- The Bill & Melinda Gates Foundation will dedicate $1.1 billion in grants over the next four years under a 10-year strategy to renew and deepen focus on math in K-12 education. The move represents a shift away from funding English language arts and other subjects to prioritize math instruction, said Bob Hughes, the foundation’s director of U.S. K-12 programs, during a press call on Monday.
- Under this new strategy, the foundation plans to invest in strong teacher preparation programs to bring high-quality math curriculum to more students. The nonprofit will encourage districts and schools to accelerate continuous improvement in math instruction, as it helps develop instructional materials that improve student motivation, engagement and persistence, Hughes said.
- The foundation plans to build relationships across the country, but to particularly target four states — California, Texas, Florida and New York — for grants. Those states were chosen with an equity lens, Hughes said, given a vast majority of Black and Latino students live in those areas.
A key goal of the Gates Foundation is to ensure race, ethnicity, gender and socioeconomic status no longer predict a person’s educational outcome and economic mobility, the nonprofit shared in its announcement.
As the nonprofit’s priorities shift to math, it is looking to address barriers in math instruction faced by Black and Latino students and those from low-income backgrounds.
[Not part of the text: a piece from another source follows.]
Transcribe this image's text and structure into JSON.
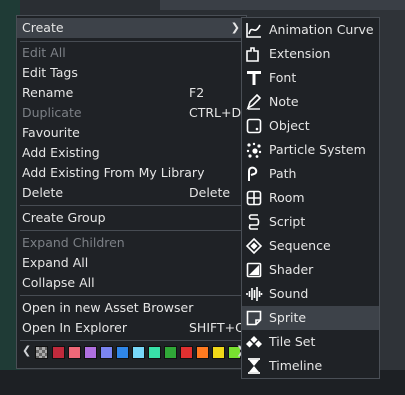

Overall, the pandemic took a toll on math test scores among 9-year-olds, as measured by the National Assessment of Educational Progress, where scores from winter 2022 dropped to levels last seen two decades ago. The declines were further exacerbated for students of color, as Black students’ math scores decreased by 13 points, Hispanic students by 8 and White students by 5, according to NAEP data released in September.
Reading scores, however, decreased by 6 points across the board for Black, Hispanic and White students.
“Math helps students make sense of the world. It gives them critical thinking and problem solving skills they can use later as adults,” Hughes said. “Even before the pandemic, too many students did not have equitable access to qualified math teachers, advanced coursework, high-quality curriculum, tutoring, or other resources necessary to master and enjoy and succeed at math. This is true today.”
NAEP results are to be released Oct. 24 for students in grades 4 and 8 in both math and reading.